Calculate confidence intervals in Python
Setup
# Import libraries
import numpy as np
import pandas as pd
import seaborn as sns
import matplotlib.pyplot as plt
%matplotlib inline
sns.set(rc={'figure.figsize':(9,6)})
Generate population data
# Generate normal distributed data
np.random.seed(222)
df = pd.DataFrame({'value': np.random.normal(loc=40, scale=10, size=10000)})
# Plot histogram and mean (in green)
sns.distplot(df);
plt.xlim(10, 70)
plt.axvline(df.mean()[0], color='darkslateblue');
# Check actual mean and standard deviation
df.describe().head(3)
| value | |
|---|---|
| count | 10000.000000 |
| mean | 40.015843 |
| std | 9.936291 |
Generate sample
# Random sample
sample_df = pd.DataFrame(np.random.choice(df['value'], 50))
# Plot sample distribution
sample_df.describe().head(3)
| 0 | |
|---|---|
| count | 50.000000 |
| mean | 41.321748 |
| std | 9.948352 |
Calculate confidence interval
The confidence interval formula is: \(\bar{x}\pm z*\frac{\sigma}{\sqrt{n}}\)
where:
- \(\bar{x}\) is the sample mean
- \(z\) is the z-score
- \(\sigma\) is the sample standard deviation
- \(n\) is the sample size
# Calculate confidence interval
x_bar = sample_df.mean()[0] # Sample mean
sigma = sample_df.std()[0] # Standard deviation
n = len(sample_df) # Sample size
z_score = 1.96 # Z-score for 95% two-sided interval
ci = [x_bar - z_score * sigma / np.sqrt(n), x_bar + z_score * sigma / np.sqrt(n)]
ci
[38.564205758105565, 44.07929074221945]
# Plot histogram and true population mean
sns.distplot(df, hist=False);
plt.xlim(10, 70)
plt.axvline(df.mean()[0], color='darkslateblue')

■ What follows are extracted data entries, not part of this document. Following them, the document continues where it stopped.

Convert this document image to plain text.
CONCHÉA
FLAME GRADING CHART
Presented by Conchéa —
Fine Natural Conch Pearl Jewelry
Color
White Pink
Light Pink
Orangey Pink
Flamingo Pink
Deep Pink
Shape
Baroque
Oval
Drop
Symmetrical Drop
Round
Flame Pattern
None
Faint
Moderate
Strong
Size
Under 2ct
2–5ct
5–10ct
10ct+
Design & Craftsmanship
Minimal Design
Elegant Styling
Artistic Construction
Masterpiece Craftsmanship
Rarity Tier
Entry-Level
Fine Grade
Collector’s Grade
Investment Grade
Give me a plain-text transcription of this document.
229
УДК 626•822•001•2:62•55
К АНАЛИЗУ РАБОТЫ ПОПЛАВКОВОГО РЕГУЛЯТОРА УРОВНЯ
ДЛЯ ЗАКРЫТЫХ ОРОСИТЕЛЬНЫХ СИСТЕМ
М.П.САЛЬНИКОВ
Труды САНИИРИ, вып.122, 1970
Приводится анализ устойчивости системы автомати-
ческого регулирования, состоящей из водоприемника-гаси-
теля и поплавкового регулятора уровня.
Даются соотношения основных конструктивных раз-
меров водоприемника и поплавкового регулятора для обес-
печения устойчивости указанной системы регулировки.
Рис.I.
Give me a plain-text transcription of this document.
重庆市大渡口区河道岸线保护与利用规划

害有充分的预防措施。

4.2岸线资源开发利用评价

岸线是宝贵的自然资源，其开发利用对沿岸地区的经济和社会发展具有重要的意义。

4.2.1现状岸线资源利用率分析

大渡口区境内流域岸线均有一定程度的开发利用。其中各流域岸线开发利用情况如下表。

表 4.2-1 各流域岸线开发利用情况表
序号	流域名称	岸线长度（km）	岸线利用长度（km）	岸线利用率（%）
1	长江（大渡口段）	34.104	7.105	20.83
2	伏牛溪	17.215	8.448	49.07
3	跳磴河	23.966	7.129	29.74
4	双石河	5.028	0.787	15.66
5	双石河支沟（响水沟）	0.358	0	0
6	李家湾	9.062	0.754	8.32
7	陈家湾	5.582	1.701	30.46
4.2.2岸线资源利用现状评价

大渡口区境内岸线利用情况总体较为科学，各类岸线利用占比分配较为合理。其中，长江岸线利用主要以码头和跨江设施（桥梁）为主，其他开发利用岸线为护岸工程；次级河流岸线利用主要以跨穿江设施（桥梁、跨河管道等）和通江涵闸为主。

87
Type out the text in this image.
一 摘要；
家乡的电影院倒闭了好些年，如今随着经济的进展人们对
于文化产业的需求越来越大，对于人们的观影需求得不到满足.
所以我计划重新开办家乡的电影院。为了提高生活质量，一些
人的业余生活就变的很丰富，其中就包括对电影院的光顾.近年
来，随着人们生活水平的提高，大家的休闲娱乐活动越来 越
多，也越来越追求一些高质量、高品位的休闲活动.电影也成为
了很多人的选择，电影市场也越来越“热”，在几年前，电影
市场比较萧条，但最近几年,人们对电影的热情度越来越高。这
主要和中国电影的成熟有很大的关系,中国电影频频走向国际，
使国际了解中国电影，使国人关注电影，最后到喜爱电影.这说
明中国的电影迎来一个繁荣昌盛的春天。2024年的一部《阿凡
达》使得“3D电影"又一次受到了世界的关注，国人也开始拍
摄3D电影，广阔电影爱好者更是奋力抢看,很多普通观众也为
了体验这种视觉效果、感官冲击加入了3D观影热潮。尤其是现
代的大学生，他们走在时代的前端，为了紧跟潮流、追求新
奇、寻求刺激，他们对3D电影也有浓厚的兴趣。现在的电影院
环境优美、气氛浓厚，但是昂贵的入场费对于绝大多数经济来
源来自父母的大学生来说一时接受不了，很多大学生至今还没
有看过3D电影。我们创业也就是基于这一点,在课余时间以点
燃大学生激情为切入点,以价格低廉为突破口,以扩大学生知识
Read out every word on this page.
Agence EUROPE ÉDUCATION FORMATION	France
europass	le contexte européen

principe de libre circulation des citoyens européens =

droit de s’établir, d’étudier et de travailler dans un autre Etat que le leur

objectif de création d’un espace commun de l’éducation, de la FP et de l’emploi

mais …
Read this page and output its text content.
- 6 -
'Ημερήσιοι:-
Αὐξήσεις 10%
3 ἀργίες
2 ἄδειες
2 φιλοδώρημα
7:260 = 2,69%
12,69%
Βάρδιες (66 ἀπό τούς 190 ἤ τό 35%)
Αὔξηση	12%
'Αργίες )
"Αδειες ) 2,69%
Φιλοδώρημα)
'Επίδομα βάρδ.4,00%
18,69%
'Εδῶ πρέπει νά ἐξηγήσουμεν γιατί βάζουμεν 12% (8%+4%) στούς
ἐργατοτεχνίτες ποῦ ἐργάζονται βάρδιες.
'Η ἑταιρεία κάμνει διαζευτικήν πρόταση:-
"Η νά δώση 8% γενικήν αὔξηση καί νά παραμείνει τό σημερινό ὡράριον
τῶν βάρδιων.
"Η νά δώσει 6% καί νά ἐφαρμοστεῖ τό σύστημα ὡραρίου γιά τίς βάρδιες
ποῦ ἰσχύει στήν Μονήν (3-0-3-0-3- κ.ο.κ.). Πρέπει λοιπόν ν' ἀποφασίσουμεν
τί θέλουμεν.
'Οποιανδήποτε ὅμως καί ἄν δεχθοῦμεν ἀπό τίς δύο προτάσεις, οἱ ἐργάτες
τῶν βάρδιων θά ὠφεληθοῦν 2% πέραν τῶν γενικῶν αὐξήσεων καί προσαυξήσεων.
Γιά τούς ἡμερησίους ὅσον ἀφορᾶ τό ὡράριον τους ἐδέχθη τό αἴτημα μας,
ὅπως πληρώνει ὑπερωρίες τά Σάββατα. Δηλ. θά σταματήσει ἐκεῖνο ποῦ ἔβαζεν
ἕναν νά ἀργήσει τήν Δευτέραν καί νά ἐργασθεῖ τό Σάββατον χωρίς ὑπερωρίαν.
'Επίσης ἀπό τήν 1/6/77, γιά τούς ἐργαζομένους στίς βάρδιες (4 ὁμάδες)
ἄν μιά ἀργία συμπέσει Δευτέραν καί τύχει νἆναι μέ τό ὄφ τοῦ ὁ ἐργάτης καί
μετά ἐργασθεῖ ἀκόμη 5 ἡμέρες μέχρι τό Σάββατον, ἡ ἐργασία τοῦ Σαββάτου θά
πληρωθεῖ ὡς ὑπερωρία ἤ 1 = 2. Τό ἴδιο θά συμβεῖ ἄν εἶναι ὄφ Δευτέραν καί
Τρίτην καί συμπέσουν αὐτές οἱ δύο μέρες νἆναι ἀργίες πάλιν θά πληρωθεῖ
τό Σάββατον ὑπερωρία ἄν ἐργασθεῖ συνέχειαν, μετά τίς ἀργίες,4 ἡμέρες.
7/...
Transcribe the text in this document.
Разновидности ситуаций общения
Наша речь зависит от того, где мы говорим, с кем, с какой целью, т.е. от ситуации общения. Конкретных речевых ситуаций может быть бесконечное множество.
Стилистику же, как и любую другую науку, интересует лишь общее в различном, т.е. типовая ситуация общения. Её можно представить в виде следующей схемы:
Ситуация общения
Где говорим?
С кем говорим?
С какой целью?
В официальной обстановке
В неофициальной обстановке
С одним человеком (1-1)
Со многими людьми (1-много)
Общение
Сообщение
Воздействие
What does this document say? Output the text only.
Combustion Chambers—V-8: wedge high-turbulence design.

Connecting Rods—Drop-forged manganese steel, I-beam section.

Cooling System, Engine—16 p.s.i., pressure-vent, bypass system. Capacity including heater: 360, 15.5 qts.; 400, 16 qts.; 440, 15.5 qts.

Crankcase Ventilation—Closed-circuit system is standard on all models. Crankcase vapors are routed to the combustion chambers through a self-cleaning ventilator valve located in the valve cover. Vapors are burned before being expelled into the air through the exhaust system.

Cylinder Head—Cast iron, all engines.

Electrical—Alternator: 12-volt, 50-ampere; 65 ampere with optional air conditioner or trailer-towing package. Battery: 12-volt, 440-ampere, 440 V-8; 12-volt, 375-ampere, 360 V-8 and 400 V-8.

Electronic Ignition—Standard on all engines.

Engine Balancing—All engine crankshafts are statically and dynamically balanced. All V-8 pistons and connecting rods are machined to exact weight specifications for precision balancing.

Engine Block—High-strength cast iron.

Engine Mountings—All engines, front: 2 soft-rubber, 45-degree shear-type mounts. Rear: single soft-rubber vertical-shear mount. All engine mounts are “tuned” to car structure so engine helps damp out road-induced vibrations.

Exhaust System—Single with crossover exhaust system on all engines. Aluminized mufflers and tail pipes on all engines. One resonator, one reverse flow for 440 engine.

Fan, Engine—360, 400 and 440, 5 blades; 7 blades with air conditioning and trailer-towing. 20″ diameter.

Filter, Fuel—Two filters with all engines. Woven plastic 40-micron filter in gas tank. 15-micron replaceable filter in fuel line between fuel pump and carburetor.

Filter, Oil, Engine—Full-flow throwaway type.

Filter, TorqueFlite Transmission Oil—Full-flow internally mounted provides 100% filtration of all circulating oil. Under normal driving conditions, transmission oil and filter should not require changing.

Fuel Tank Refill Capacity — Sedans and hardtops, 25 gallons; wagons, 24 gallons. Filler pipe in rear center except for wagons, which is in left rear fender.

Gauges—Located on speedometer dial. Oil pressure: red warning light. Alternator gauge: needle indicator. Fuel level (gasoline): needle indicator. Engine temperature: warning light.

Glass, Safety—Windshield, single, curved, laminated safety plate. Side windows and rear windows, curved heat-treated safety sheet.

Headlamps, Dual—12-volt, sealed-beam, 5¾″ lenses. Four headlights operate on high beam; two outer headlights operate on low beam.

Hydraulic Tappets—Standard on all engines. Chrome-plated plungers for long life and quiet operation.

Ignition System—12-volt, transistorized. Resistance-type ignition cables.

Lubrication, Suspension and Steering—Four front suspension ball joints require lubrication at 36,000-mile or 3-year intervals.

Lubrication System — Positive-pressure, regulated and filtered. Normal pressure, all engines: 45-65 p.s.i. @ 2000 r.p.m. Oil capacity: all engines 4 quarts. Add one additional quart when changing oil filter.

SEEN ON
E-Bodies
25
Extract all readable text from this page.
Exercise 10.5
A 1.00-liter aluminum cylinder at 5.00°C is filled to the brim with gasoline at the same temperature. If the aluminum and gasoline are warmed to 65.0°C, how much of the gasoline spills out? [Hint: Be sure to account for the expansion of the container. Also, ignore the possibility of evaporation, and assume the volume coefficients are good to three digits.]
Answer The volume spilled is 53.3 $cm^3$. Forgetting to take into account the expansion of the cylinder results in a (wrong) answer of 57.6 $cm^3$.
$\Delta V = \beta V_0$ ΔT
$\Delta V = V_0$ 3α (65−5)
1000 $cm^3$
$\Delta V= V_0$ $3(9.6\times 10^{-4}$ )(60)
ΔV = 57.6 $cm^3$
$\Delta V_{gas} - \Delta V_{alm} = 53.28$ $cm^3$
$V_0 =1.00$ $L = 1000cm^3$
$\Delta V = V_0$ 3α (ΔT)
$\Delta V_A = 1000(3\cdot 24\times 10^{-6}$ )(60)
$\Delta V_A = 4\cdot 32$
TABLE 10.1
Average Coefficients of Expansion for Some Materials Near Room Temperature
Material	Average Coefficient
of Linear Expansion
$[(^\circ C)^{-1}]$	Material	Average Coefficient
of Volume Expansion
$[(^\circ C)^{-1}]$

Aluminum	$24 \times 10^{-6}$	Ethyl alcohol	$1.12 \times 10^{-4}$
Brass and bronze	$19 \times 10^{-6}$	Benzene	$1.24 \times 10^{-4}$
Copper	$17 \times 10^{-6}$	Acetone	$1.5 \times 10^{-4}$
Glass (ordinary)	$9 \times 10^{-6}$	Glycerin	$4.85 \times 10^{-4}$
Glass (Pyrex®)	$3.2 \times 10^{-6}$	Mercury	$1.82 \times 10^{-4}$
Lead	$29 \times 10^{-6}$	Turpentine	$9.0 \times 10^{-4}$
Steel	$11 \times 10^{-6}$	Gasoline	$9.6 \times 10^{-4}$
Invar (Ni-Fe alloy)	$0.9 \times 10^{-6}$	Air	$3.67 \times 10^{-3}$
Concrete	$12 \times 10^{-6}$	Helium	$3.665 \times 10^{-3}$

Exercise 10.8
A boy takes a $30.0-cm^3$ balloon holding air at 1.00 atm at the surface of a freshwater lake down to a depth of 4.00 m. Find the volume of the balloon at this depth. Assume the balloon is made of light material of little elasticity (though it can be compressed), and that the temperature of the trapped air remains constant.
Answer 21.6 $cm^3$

# Plot sample mean and confidence interval
plt.axvline(x_bar, color='orange', linestyle='--')
plt.axvspan(ci[0], ci[1], alpha=0.3, color='gold');
The plot above shows the population actual distribution with a mean of 40.01, as well as the sample mean (41.32) and a 95% confidence interval of [38.56, 44.08].